Jerzy Połomski nie żyje - taką informację przekazała jego menedżerka w poniedziałkowy wieczór. Artysta miał 89 lat.
"Dzisiaj wieczorem w warszawskim szpitalu przy ul. Wołoskiej w Warszawie zmarł Jerzy Połomski. Był i niezwykłym artystą i niezwykłym człowiekiem.
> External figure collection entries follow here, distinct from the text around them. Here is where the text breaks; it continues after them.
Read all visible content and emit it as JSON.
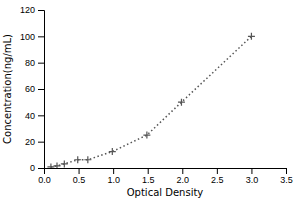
{
  "chart_data": {
    "type": "line",
    "xlabel": "Optical Density",
    "ylabel": "Concentration(ng/mL)",
    "x": [
      0.1,
      0.188,
      0.294,
      0.488,
      0.634,
      0.988,
      1.488,
      1.988,
      3.0
    ],
    "values": [
      0.78,
      1.56,
      3.12,
      6.25,
      6.25,
      12.5,
      25.0,
      50.0,
      100.0
    ],
    "color": "#555555",
    "marker": "plus",
    "line_style": "dotted",
    "xlim": [
      0,
      3.5
    ],
    "ylim": [
      0,
      120
    ],
    "xticks": [
      {
        "value": 0,
        "label": "0.0"
      },
      0.5,
      {
        "value": 1,
        "label": "1.0"
      },
      1.5,
      {
        "value": 2,
        "label": "2.0"
      },
      2.5,
      {
        "value": 3,
        "label": "3.0"
      },
      3.5
    ],
    "yticks": [
      0,
      20,
      40,
      60,
      80,
      100,
      120
    ]
  }
}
Wyjątkową osobowością. Wielki żal i wielka strata dla polskiej kultury" - przekazała PAP.
Przypomnijmy, że od 2021 roku Jerzy Połomski przebywał w Domu Artystów Weteranów Scen Polskich w Skolimowie, gdzie trafił z powodu pogarszającego się stanu zdrowia (miał m.in. problemy z pamięcią).
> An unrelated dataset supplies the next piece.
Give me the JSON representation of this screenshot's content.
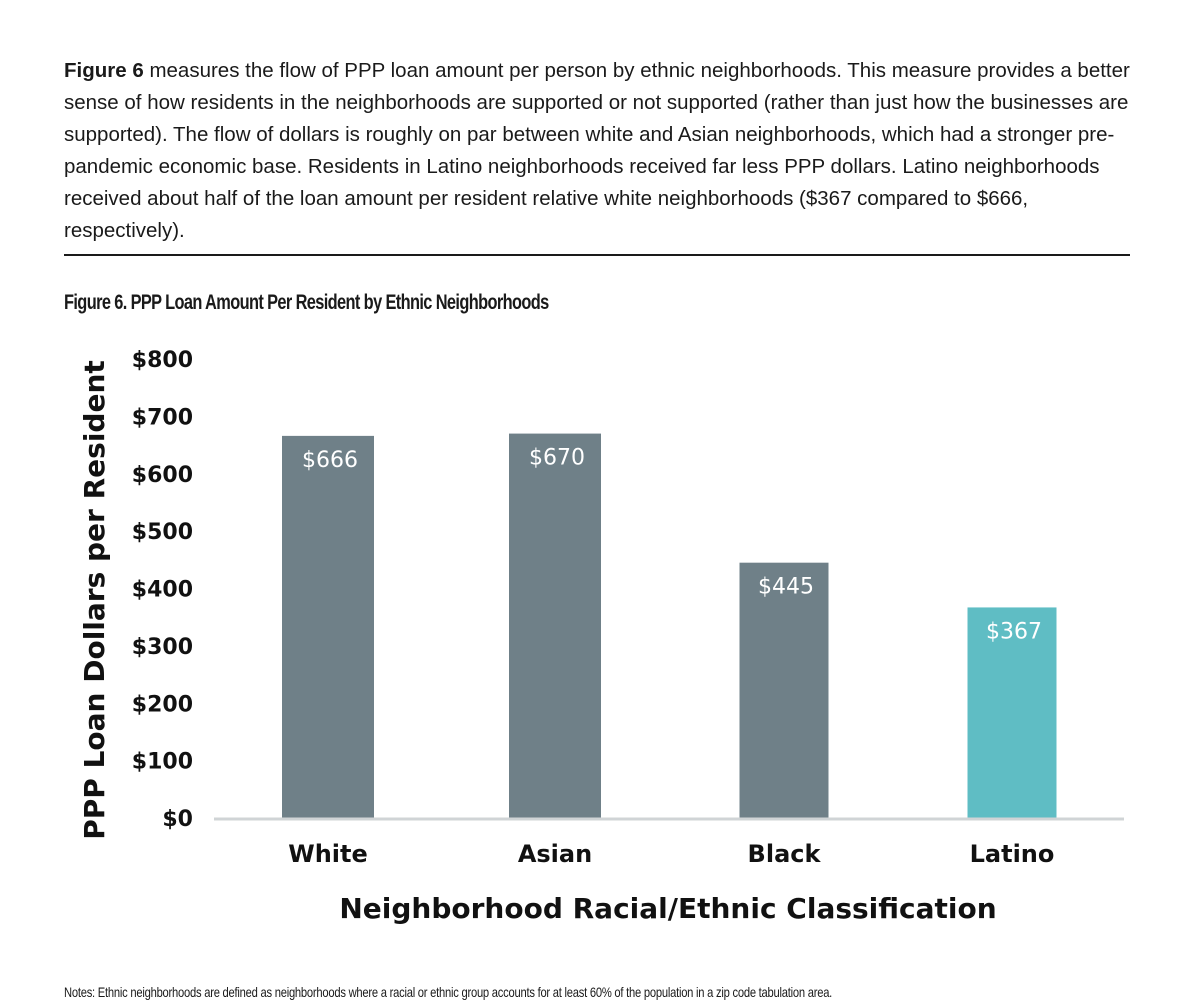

Tam znajdował się pod całodobową opieką. Kilka lat wcześniej piosenkarz zaczął mieć problemy ze słuchem, co sprawiło, że musiał rozstać się ze sceną. Karierę zakończył w 2019 roku.
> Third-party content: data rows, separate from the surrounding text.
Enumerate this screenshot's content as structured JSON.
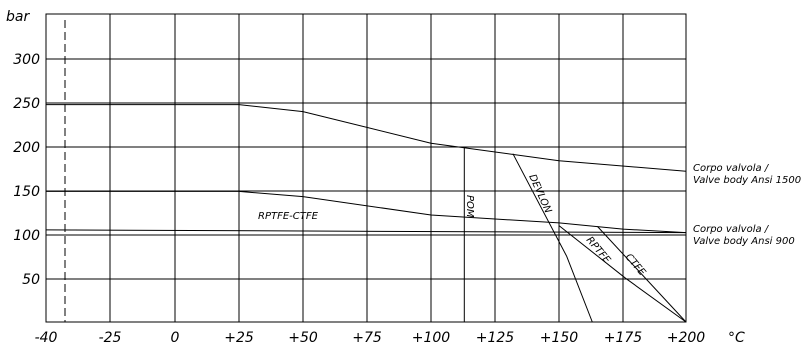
{
  "chart_data": {
    "type": "line",
    "xlabel": "°C",
    "ylabel": "bar",
    "xlim": [
      -40,
      200
    ],
    "ylim": [
      0,
      350
    ],
    "x_ticks": [
      "-40",
      "-25",
      "0",
      "+25",
      "+50",
      "+75",
      "+100",
      "+125",
      "+150",
      "+175",
      "+200"
    ],
    "y_ticks": [
      "50",
      "100",
      "150",
      "200",
      "250",
      "300"
    ],
    "grid": true,
    "series": [
      {
        "name": "Corpo valvola / Valve body Ansi 1500",
        "points": [
          [
            -40,
            248
          ],
          [
            25,
            248
          ],
          [
            50,
            240
          ],
          [
            100,
            204
          ],
          [
            150,
            184
          ],
          [
            200,
            172
          ]
        ]
      },
      {
        "name": "Corpo valvola / Valve body Ansi 900",
        "points": [
          [
            -40,
            105
          ],
          [
            200,
            102
          ]
        ]
      },
      {
        "name": "RPTFE-CTFE",
        "points": [
          [
            -40,
            149
          ],
          [
            25,
            149
          ],
          [
            50,
            143
          ],
          [
            100,
            122
          ],
          [
            150,
            113
          ],
          [
            175,
            106
          ],
          [
            200,
            102
          ]
        ]
      },
      {
        "name": "POM",
        "points": [
          [
            113,
            199
          ],
          [
            113,
            0
          ]
        ]
      },
      {
        "name": "DEVLON",
        "points": [
          [
            132,
            192
          ],
          [
            153,
            75
          ],
          [
            163,
            0
          ]
        ]
      },
      {
        "name": "RPTFE",
        "points": [
          [
            150,
            110
          ],
          [
            176,
            50
          ],
          [
            200,
            0
          ]
        ]
      },
      {
        "name": "CTFE",
        "points": [
          [
            165,
            109
          ],
          [
            200,
            0
          ]
        ]
      }
    ],
    "annotations": {
      "ansi1500_line1": "Corpo valvola /",
      "ansi1500_line2": "Valve body Ansi 1500",
      "ansi900_line1": "Corpo valvola /",
      "ansi900_line2": "Valve body Ansi 900",
      "rptfe_ctfe": "RPTFE-CTFE",
      "pom": "POM",
      "devlon": "DEVLON",
      "rptfe": "RPTFE",
      "ctfe": "CTFE"
    }
  }
}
TVP zmienia ramówkę po śmierci Połomskiego
Teraz dowiadujemy się, że z powodu śmierci artysty na Woronicza podjęto decyzję o zmianie ramówki.
"O 22:20 w TVP1 przypomnimy największe przeboje legendarnego wokalisty" - poinformowano na Twitterze.
Widzowie z tego też powodu nie zobaczą filmu "Czarny motyl" z Antonio Banderasem, bo produkcja spadła z ramówki.